La Vie de Jésus (Taxil)/Chapitre XXVII

P. Fort (p. 112-118).

CHAPITRE XXVII

MIRACLES À LA DOUZAINE

Pour le coup, la réputation de Jésus était solidement établie, du moins en Galilée.

Mais notre dieu n’était pas homme à s’en tenir là.

Il avait bien d’autres miracles dans son sac.

Précisément, au sortir de la synagogue, tandis que tous les Capharnautes étaient dans le ravissement, Simon-Caillou se précipita au devant du Maître, et lui dit, de façon à être entendu de tout le monde :

— Eh bien, Seigneur, il m’en arrive une belle !
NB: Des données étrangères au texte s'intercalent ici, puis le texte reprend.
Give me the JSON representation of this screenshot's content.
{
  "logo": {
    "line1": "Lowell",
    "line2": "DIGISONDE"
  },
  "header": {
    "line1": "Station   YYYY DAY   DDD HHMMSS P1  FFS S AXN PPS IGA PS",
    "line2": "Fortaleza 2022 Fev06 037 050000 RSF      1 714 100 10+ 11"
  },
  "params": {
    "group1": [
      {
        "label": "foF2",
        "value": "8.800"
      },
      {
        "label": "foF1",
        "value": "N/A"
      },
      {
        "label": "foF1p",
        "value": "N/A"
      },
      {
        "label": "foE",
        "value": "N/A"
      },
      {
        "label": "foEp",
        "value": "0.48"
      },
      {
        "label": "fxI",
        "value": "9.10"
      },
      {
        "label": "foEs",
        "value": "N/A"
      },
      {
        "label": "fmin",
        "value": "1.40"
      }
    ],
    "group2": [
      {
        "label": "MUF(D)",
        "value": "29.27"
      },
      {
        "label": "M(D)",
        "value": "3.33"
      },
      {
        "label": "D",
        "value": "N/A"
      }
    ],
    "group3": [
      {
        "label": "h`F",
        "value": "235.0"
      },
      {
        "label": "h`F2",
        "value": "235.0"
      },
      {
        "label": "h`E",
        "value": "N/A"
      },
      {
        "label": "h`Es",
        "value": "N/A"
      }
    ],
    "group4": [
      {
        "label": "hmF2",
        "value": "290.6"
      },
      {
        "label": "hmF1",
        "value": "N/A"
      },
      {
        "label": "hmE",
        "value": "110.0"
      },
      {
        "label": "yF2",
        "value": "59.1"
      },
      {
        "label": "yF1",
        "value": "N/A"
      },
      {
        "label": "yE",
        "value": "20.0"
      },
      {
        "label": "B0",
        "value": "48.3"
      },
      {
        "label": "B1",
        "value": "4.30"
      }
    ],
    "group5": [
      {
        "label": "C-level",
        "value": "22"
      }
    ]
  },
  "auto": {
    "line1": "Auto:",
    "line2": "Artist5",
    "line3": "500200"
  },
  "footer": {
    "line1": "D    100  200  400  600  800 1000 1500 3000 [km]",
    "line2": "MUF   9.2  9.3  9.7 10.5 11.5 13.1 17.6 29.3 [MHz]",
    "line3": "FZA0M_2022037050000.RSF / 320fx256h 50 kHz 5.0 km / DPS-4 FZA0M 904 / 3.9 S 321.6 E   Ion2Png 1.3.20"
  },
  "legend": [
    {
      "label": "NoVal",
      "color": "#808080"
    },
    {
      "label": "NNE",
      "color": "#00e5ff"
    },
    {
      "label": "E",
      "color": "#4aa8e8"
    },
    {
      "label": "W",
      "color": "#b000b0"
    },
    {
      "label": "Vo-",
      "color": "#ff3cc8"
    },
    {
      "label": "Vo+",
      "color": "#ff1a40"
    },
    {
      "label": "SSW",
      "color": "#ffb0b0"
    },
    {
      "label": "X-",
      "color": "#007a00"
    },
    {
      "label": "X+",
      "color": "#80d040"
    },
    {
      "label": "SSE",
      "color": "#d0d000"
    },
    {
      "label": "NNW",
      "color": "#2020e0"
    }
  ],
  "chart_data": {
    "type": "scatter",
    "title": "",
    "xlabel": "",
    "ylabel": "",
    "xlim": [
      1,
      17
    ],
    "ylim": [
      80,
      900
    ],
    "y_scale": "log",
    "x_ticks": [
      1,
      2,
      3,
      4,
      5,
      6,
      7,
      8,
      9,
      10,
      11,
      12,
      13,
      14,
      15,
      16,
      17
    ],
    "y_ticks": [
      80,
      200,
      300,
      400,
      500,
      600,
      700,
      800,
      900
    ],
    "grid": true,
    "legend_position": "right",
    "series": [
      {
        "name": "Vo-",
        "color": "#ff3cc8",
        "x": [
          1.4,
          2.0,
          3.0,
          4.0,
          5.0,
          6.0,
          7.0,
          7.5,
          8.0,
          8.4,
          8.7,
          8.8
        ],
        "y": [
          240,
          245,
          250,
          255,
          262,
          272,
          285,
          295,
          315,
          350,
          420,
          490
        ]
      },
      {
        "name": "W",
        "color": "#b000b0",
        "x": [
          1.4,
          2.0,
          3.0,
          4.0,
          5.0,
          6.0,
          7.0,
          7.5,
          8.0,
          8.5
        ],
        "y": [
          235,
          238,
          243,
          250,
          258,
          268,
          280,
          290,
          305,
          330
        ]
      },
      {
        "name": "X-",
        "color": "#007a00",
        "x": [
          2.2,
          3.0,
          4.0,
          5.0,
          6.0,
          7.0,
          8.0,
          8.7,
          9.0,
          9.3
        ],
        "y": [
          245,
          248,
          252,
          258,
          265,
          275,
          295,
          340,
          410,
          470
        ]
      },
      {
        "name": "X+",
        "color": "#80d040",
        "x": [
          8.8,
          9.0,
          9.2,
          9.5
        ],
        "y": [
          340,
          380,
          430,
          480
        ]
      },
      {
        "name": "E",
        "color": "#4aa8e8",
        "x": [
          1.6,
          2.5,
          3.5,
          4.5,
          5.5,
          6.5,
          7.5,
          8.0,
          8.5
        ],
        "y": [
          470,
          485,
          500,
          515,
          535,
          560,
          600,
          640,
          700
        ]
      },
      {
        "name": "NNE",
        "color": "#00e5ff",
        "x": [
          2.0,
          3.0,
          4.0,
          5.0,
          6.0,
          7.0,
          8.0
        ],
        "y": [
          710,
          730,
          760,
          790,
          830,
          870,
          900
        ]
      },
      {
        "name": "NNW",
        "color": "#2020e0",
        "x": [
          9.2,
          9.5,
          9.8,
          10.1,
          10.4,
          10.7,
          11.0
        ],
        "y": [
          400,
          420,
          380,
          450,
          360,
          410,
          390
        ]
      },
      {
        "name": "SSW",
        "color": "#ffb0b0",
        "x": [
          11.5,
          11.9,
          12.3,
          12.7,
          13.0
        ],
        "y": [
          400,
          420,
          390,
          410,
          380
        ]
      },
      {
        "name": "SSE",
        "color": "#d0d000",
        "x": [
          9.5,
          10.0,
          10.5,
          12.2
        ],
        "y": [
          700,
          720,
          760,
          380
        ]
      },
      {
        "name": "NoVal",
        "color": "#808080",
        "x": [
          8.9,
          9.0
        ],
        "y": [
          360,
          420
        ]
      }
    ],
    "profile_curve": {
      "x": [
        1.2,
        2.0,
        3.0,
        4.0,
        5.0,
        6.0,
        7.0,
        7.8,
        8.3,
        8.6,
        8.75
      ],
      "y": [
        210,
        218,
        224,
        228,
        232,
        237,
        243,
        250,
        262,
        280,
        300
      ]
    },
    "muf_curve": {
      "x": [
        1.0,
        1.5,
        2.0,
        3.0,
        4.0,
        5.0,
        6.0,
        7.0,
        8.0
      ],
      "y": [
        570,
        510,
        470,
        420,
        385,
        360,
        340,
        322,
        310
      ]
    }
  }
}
— Quoi donc ? interrogea Jésus.

— Vous savez que ma famille habite Bethsaïde ?

— Oui.

— Mais la famille de ma femme demeure par ici.

— En effet, mon vieux Pierre, tu m’as raconté que tu avais épousé une fille de Capharnaüm… Te rend-elle malheureux ?

— Ce n’est pas de cela qu’il s’agit.

— De quoi alors ?

— Il y a que ma belle-mère vient d’être atteinte brusquement d’une fièvre ardente, et j’ai bien peur que la bonne femme en trépasse.

— Ta belle-mère ?

— Oui, Seigneur.

Comment Jésus d’un pauvre diable en fît sortir un autre (chap. XXVI.)
Comment Jésus d’un pauvre diable en fît sortir un autre (chap. XXVI.)
Comment Jésus d’un pauvre diable en fît sortir un autre (chap. xxvi).
 

— Qu’est-ce que tu me chantes ? Ta belle-mère est malade et tu te fais du mauvais sang dans la crainte qu’elle aille rejoindre ses aïeux ?… C’est étrange.

— Non, Maître, ce n’est pas si étrange que ça… Ma belle-mère est une belle-mère modèle…

— Une belle-mère dont on a perdu le moule, quoi !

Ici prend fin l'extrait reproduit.